Le sospensioni sono ottime, ed è decisamente contenuto il rollio: non contenti, e soprattutto incuriositi dall’abbinamento «cambio DSG + trazione integrale 4Motion», azzardiamo una timida (ma non troppo) uscita sullo sterrato, immettendoci in una stradina di campagna sterrata, e un po’ dissestata. La reazione del T6 qui è tutto sommato discreta, ma migliorabile: del resto, sappiamo di non trovarci su un fuoristrada, benché il veicolo su cui ci troviamo abbia anche la funzione di controllo della velocità nelle discese più ripide. Ci piacerebbe provarla ma di discese sconnesse, nell’amena zona dove ci troviamo, nemmeno l’ombra. Rientrati sulle statali, tutte tenute perfettamente come tavoli da biliardo, proviamo a selezionare la modalità semimanuale del cambio, apprezzando l’azzeccata spaziatura dei rapporti e l’istintiva posizione della leva, posta in alto sul cruscotto.

Altrettanto istintivamente, tanto è il nostro coinvolgimento nella guida al punto da dimenticarci che ci troviamo su un van, cerchiamo i paddle sotto il volante, come se fossimo su una vettura sportiveggiante: ma il T6, pur assomigliando a un’automobile, non lo è. Quindi, niente paddle: ma i comandi dell’ottimo cambio a doppia frizione sono posizionati felicemente al punto che ne possono sentire la mancanza solo gli appassionati della guida veloce estrema, che peraltro si troveranno pienamente realizzati nella versione di maggiore potenza (204 cv), in grado di raggiungere i 203 km/h e sprigionare 450 Nm di coppia già da 1.400 giri/min.
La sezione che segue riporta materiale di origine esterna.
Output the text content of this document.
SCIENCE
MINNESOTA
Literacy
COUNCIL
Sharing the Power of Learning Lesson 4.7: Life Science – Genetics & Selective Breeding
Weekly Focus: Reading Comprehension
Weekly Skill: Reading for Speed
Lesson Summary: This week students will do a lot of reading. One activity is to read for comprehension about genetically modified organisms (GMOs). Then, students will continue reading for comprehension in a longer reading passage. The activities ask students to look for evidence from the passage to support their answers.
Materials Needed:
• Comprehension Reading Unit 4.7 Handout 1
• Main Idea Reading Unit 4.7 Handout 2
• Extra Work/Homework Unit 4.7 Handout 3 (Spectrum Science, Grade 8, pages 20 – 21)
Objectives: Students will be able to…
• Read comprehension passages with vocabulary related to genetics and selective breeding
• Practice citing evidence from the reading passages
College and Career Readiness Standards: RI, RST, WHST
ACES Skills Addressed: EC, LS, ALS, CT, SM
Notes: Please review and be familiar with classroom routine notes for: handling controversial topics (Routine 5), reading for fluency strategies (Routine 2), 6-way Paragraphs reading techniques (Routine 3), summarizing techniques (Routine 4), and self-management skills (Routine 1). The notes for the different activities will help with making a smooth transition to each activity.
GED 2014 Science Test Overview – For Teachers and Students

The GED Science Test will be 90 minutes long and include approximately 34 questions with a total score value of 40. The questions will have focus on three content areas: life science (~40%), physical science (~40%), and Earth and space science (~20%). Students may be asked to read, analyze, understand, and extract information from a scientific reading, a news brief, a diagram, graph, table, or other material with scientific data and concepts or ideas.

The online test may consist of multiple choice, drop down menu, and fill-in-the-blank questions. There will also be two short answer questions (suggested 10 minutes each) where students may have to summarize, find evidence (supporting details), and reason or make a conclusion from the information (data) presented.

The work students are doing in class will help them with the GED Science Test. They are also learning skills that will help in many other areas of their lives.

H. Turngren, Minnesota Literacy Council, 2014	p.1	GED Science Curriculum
Ogni tanto ci concediamo qualche entrata in curva un po’ «allegra», pur sempre nei limiti imposti e nel rispetto del traffico circostante (oltremodo scarso), scoprendo che i limiti di tenuta sono decisamente elevati, che lo sterzo – morbido per non essere affaticante, ma non leggero al punto da diventare insensibile – è preciso e tendenzialmente neutro, e che il T6 resta praticamente incollato al terreno. Ricchissima, e degna di un’auto di gamma media, la gamma di accessori a richiesta, come la regolazione attiva DCC delle sospensioni, selezionabili nell’assetto comfort, normale e sportivo, che rendono il veicolo più reattivo, e conforme alle esigenze del guidatore, in grado così di trovare il «suo» modo di sentire il T6. Proprio come nelle autovetture di gamma medio alta. Riconsegnato il Caravelle, è adesso a tiro un furgone più classico, di quelli chiusi.

È la versione «di attacco» del Transporter, col tranquillo motore da 84 cavalli e cambio manuale a cinque marce, ma con tutti gli accessori indispensabili per la sicurezza: a partire dall’utilissima e provvidenziale telecamera per le manovre posteriori, con ovviamente la visualizzazione grafica del percorso indotto dalle ruote e i sensori d’ingombro. Più contenute, inevitabilmente, le prestazioni, sempre impeccabili gli innesti della leva del cambio. L’ottima elasticità del motore non fa rimpiangere la mancanza della sesta marcia. Chi comunque desiderasse un po’ di brio in più, senza per questo avere velleità prestazionali, farà bene a indirizzarsi sull’equilibrata versione da 102 cavalli.

I prezzi IVA esclusa partono da 21.137 euro per i furgoni, e da 28.456 euro per le versioni destinate al trasporto passeggeri.